Craig S. Lerner and Nelson Lund (George Mason University - School of Law and George Mason University School of Law) have posted Heller and Nonlethal Weapons (Hastings Law Journal, Forthcoming) on SSRN. Here is the abstract:
Two important opinions in the past decade, both written by Justice Antonin Scalia, have sought to apply originalist jurisprudence to constitutional issues raised by technologies that were unknown at the time of the founding. In Kyllo v. United States, the Court held that using sense-enhancing technology to obtain information about the interior of a home, even without a physical intrusion, constitutes a Fourth Amendment search, at least if the technology is not “in general public use.” This rule appropriately preserves the privacy that could only have been violated by a trespass in 1791. In District of Columbia v. Heller, the Court endorsed a superficially similar rule under which weapons are protected by the Second Amendment only if they are “in common use” today. This dictum disserves the purpose of the constitutional right to arms, for it allows the government to create Second Amendment exceptions almost at will, by preventing disfavored types of weaponry from remaining or coming into “common use.”

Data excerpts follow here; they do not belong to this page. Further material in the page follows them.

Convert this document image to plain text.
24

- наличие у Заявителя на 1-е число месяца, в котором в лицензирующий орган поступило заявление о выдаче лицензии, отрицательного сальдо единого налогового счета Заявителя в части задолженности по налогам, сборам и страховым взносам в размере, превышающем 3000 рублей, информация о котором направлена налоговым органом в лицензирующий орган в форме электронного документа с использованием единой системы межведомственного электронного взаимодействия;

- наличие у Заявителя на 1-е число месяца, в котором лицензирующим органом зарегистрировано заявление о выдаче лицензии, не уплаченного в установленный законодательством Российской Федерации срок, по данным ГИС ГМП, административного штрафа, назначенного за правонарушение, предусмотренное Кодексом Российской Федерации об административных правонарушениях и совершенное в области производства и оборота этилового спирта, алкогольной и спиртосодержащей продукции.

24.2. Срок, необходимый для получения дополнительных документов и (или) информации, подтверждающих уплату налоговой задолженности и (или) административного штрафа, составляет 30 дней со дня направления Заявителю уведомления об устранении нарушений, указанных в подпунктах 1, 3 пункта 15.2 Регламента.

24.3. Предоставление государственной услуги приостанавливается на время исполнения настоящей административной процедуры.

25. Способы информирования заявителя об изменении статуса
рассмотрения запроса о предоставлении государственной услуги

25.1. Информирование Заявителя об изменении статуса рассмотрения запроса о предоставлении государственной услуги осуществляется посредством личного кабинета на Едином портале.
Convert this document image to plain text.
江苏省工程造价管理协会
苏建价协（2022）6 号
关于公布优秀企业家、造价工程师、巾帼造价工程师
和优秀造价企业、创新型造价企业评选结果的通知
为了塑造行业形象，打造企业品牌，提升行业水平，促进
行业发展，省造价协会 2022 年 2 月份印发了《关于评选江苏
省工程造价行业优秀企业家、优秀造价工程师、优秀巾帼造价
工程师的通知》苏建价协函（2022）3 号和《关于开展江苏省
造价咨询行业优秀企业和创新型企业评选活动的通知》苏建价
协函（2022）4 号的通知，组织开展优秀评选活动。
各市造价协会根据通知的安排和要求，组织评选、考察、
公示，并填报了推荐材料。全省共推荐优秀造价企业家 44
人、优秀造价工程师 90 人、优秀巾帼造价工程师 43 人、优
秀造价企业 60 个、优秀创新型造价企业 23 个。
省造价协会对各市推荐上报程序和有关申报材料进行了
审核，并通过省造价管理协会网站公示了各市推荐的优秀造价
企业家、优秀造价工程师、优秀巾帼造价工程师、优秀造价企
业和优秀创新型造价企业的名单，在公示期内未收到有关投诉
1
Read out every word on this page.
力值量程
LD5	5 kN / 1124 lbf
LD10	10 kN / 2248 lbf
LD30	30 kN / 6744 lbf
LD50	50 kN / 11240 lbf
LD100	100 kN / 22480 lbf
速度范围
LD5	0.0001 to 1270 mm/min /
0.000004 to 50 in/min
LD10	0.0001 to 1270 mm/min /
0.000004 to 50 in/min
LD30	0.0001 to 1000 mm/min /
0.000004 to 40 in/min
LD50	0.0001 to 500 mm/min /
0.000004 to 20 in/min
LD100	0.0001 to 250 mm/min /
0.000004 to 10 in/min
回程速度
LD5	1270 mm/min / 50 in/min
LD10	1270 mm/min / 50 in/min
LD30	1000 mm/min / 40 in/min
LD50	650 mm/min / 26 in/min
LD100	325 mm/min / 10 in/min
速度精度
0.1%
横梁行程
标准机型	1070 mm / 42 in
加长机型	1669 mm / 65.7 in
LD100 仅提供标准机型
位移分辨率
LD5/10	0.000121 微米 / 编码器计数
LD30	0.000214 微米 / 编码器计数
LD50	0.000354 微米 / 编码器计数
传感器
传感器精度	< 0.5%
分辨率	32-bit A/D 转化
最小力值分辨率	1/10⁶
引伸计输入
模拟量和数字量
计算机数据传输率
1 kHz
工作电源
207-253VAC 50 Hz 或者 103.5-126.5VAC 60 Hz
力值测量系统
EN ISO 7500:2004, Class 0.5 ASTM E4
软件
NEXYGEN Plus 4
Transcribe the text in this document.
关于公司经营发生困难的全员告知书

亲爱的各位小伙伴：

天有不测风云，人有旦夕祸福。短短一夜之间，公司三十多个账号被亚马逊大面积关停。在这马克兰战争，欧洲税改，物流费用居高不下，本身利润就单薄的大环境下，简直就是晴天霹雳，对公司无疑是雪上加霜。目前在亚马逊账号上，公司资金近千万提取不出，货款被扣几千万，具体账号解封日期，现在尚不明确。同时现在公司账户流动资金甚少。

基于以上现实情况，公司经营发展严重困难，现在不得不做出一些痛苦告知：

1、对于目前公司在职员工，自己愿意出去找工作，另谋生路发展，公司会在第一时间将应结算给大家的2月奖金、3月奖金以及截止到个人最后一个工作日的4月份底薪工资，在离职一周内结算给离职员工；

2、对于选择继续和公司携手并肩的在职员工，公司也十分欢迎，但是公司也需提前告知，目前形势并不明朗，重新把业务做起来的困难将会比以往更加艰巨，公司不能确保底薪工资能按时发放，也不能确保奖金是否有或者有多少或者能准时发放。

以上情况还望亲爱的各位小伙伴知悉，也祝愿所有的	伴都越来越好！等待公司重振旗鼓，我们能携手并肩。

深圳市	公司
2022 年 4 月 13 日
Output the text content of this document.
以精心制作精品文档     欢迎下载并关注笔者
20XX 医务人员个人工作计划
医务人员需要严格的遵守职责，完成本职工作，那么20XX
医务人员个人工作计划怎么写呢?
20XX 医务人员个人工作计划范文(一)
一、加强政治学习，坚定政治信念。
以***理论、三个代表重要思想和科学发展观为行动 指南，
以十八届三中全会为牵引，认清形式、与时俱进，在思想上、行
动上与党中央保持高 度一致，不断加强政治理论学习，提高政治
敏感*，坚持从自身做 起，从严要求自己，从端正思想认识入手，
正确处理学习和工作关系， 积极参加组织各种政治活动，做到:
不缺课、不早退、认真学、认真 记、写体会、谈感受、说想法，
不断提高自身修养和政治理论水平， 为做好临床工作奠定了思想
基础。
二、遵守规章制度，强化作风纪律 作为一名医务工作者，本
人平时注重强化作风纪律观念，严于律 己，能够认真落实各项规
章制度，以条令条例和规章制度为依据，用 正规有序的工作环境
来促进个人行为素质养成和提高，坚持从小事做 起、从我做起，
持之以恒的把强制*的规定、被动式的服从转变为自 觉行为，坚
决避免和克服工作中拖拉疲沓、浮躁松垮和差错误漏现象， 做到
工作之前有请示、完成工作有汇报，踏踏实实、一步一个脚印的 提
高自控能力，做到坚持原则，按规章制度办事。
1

Heller’s dictum threatens to frustrate the right of civilians to possess new types of nonlethal weapons that may be superior to firearms for the constitutionally protected purpose of self defense. We propose that the Court repudiate this dictum, and adopt a different rule that is consistent with Kyllo’s sound approach to emerging technologies: Just as Kyllo adopted a presumption that the police may employ surveillance technologies that are in widespread use by civilians, so the courts should adopt a presumption that civilians may employ self-defense technologies that are in widespread use by the police.
Essential reading for those working on Heller. Just a quick comment: I do not believe that the following statement correctly reflects the opinion: "In District of Columbia v. Heller, the Court endorsed a superficially similar rule under which weapons are protected by the Second Amendment only if they are “in common use” today," because my understanding of the Court's reasoning is that "common use" was a rule of inclusion and not of exclusion. For my take on Heller, see District of Columbia v. Heller and Originalism, 102 Northwestern University Law Review 923 (2009).